When my wife recently pointed me to an article by Jim Weirich about Dependency Injection (DI), one of my first thoughts was, “how is this different from the Abstract Factory (AF) pattern?” So I did some searching and found a brief comment from Martin Fowler:
If you have multiple ways to construct a valid object, it can be hard to show this through constructors, since constructors can only vary on the number and type of parameters. This is when Abstract Factory Methods come into play, these can use a combination of private constructors and setters to implement their work. The problem with classic Factory Methods for components assembly is that they are usually seen as static methods, and you can’t have those on interfaces. You can make a factory class, but then that just becomes another service instance. A factory service is often a good tactic, but you still have to instantiate the factory using one of the techniques here.
Fowler’s objections with respect to static methods on interfaces are specific to java, and don’t apply in python or ruby, since neither have native interfaces.
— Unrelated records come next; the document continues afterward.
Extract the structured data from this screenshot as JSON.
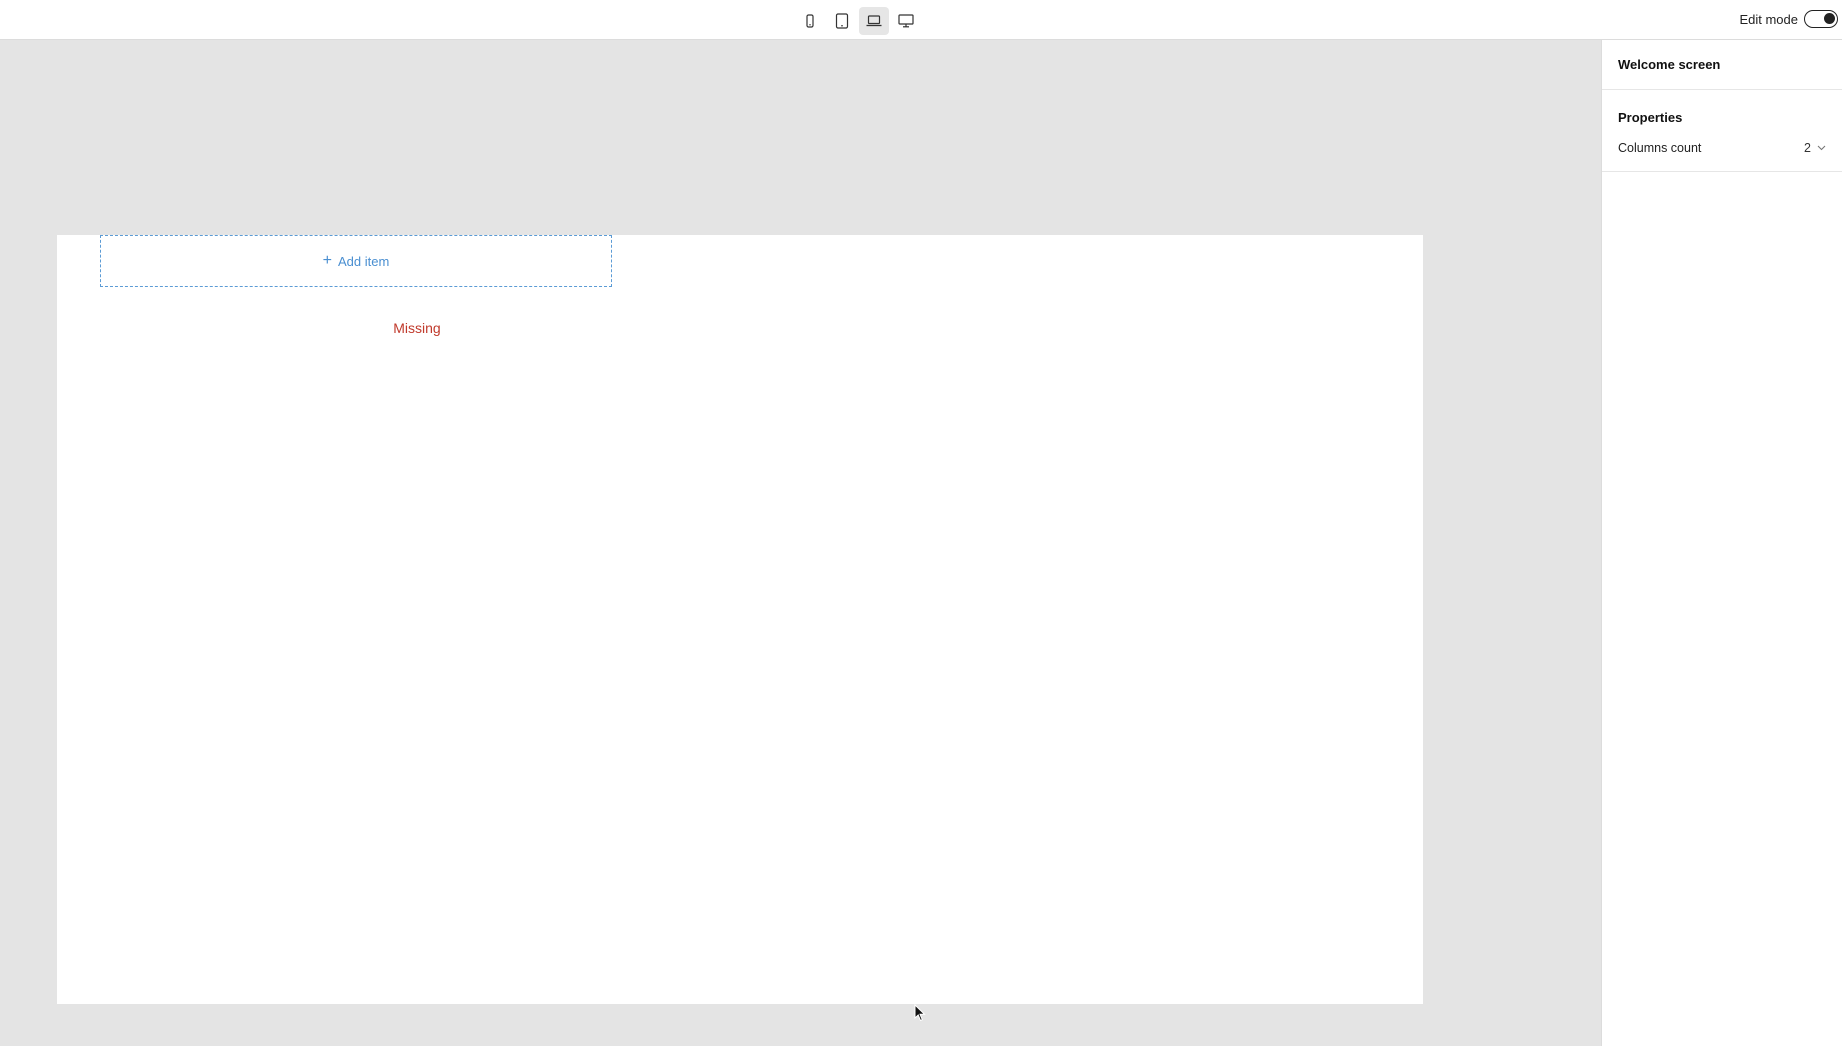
{
  "toolbar": {
    "devices": [
      {
        "name": "mobile",
        "icon": "mobile-icon"
      },
      {
        "name": "tablet",
        "icon": "tablet-icon"
      },
      {
        "name": "laptop",
        "icon": "laptop-icon",
        "active": true
      },
      {
        "name": "desktop",
        "icon": "desktop-icon"
      }
    ],
    "edit_mode_label": "Edit mode",
    "edit_mode_on": true
  },
  "canvas": {
    "add_item_label": "Add item",
    "missing_label": "Missing"
  },
  "panel": {
    "title": "Welcome screen",
    "properties_title": "Properties",
    "columns_count_label": "Columns count",
    "columns_count_value": "2"
  },
  "colors": {
    "accent": "#4a8fd1",
    "error": "#c0392b",
    "canvas_bg": "#e4e4e4"
  }
}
Yet I see DI used in both ruby and python, so I still feel like there has to be another difference.
Next I found some interesting thoughts at Stack Overflow, but none of the responses shed a clear light on the subject for me.
What finally got the light in my head to switch on, oddly enough, was an article by Jakob Jenkov. After reading Jenkov, I understood that both AF and DI are responsible for creating instances of objects. Furthermore, they both decouple the class requesting object creation from having to know any details about the created object that they’ll receive. Where they’re different, is that when AF is being used, the class desiring the creation of an object needs to know about—and send a message to—an AF, whereas with DI, the class desiring the creation of an object is simply handed that object during it’s own initialization. To put it another way, the object on which it relies is “injected” into it at its own creation. This is the inversion, that rather than the class needing to ask for an object to be created, it is instead handed the object.
|Is responsible for instantiating classes?||Yes||Yes|
|Class needs to know details of the created object?||No||No|
|Class needs to explicity request creation of desired object?||No||Yes|
|Class is dependent upon the DI/Factory that creates objects on its behalf?||No||Yes|
Now that the light was on, I re-read the first few references, and I found that may of them made more sense. Funny how that works.